Wetenschap
* Grootte: Deeltjes in een oplossing zijn typisch minder dan 1 nanometer (NM) in diameter. Dit is ongelooflijk klein - ongeveer 100.000 keer kleiner dan de breedte van een menselijk haar.
* Wavelinglengte van licht: Onze ogen kunnen alleen objecten zien die groter zijn dan de golflengte van zichtbaar licht (ongeveer 400-700 nm). De deeltjes in een oplossing zijn veel kleiner dan dit, dus ze verspreiden geen licht op een manier die hen zichtbaar maakt.
* Even distributie: De deeltjes in een oplossing worden gelijkmatig verdeeld over het oplosmiddel. Deze uniforme verdeling betekent dat er geen variatie is in lichtverstrooiing die een zichtbaar beeld zou creëren.
Voorbeelden:
* zout water: Zout lost in water op om een oplossing te vormen. De zoutdeeltjes (natrium- en chloride -ionen) zijn te klein om afzonderlijk te zien.
* Suikerwater: Suiker lost in water op om een oplossing te vormen. De suikermoleculen zijn te klein om afzonderlijk te zien.
Uitzonderingen:
* colloïden: Hoewel niet technisch oplossingen, bevatten colloïden deeltjes die groter zijn dan oplossingsdeeltjes. Deze deeltjes kunnen licht verspreiden, waardoor de colloïde bewolkt of ondoorzichtig lijken (bijv. Melk).

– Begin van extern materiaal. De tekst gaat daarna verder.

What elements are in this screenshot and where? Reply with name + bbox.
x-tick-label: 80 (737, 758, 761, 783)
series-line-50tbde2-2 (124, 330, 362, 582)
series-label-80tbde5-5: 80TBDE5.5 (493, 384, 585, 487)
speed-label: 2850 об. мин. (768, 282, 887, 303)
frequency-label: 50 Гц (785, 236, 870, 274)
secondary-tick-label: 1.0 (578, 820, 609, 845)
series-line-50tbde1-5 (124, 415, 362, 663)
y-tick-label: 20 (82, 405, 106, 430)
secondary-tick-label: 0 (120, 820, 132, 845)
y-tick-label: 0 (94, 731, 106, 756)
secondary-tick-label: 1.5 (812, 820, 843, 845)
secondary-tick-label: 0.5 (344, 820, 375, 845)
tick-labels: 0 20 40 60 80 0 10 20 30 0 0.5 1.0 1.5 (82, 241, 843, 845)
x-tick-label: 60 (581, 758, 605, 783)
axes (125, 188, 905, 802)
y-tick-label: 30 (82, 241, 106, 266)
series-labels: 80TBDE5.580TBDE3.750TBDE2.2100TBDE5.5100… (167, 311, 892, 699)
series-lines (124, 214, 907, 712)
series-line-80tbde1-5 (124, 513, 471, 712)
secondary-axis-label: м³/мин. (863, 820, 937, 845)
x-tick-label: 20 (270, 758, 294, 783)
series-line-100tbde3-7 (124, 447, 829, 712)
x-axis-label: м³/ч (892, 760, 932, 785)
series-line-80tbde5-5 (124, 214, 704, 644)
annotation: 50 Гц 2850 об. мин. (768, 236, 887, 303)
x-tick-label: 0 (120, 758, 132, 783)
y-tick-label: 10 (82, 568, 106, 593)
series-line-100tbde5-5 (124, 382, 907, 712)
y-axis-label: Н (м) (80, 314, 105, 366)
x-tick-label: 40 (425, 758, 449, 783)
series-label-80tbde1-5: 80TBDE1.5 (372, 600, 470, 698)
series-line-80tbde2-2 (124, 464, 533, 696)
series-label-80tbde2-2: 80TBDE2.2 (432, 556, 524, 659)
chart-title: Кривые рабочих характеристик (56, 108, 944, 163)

* suspensies: Suspensies zijn mengsels waarbij de deeltjes groot genoeg zijn om zich na verloop van tijd te vestigen (bijvoorbeeld zand in water). Hoewel de deeltjes mogelijk niet afzonderlijk zichtbaar zijn, kan het mengsel troebel of ondoorzichtig lijken vanwege de grotere deeltjesgrootte.
Samenvattend: De deeltjes in een oplossing zijn te klein om met het blote oog te worden gezien omdat ze veel kleiner zijn dan de golflengte van zichtbaar licht, en ze zijn gelijkmatig verdeeld over de oplossing.